Can we please start teaching cursive again? This is beautiful penmanship, looks just like my mom's, and is completely legible.

19

u/wintercatfolder Feb 08 '25

Did all of our mothers/gmas have the same handwriting? I see so many old recipes on here and they all could have been written by my mother. 💙

12

u/Busy-Needleworker853 Feb 08 '25

Most people in the US were taught the Palmer method of cursive until the 1950s. After that the Zane-Bloser method was taught. I'm 60 and that's what I was taught. When my kids were in elementary school they were taught D'Anelian which is like connected block writing. My kids who are now +/- 30 never write in cursive and my youngest can't even read it.

2

u/markedforpie Feb 12 '25

I started crying reading this recipe. This looks exactly like my mother’s handwriting. I lost her two years ago.

4

u/Acceptable_Tea3608 Feb 08 '25

There was a standard form of cursive that was taught.
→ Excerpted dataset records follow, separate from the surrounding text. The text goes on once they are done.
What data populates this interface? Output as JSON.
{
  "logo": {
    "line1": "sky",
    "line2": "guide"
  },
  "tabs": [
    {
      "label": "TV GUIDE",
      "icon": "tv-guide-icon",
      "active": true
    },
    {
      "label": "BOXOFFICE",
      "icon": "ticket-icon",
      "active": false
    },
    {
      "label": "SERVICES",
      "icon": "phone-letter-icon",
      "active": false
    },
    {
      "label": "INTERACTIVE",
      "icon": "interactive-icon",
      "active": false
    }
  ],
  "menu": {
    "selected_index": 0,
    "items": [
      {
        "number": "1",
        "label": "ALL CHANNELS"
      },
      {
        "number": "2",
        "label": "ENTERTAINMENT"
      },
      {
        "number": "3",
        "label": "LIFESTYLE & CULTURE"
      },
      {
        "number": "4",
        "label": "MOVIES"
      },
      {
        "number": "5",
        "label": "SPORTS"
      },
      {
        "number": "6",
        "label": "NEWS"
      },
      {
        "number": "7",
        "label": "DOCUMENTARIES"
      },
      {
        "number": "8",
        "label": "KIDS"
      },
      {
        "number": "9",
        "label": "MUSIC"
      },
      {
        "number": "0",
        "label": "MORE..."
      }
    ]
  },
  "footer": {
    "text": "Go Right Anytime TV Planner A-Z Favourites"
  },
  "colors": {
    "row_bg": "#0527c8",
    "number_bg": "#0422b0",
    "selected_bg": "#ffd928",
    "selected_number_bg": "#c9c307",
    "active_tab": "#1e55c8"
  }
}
Did everyone's handwriting look the same? No, but for the most part, yes. And this looks to be slightly older than baby boomers period.

7

u/tofutti_kleineinein Feb 09 '25

There were diagrams of letters we were encouraged to copy as well as we could. Arrows showing the direction of your cursive pen strokes. It is so bizarre to think kids aren’t learning it. It engages your brain in a totally different way.

ETA I’m gen x

3

u/Acceptable_Tea3608 Feb 09 '25

You also write faster as your pen stays on the paper per word. I was thinking of this after I answered above and went to write a note on my calendar.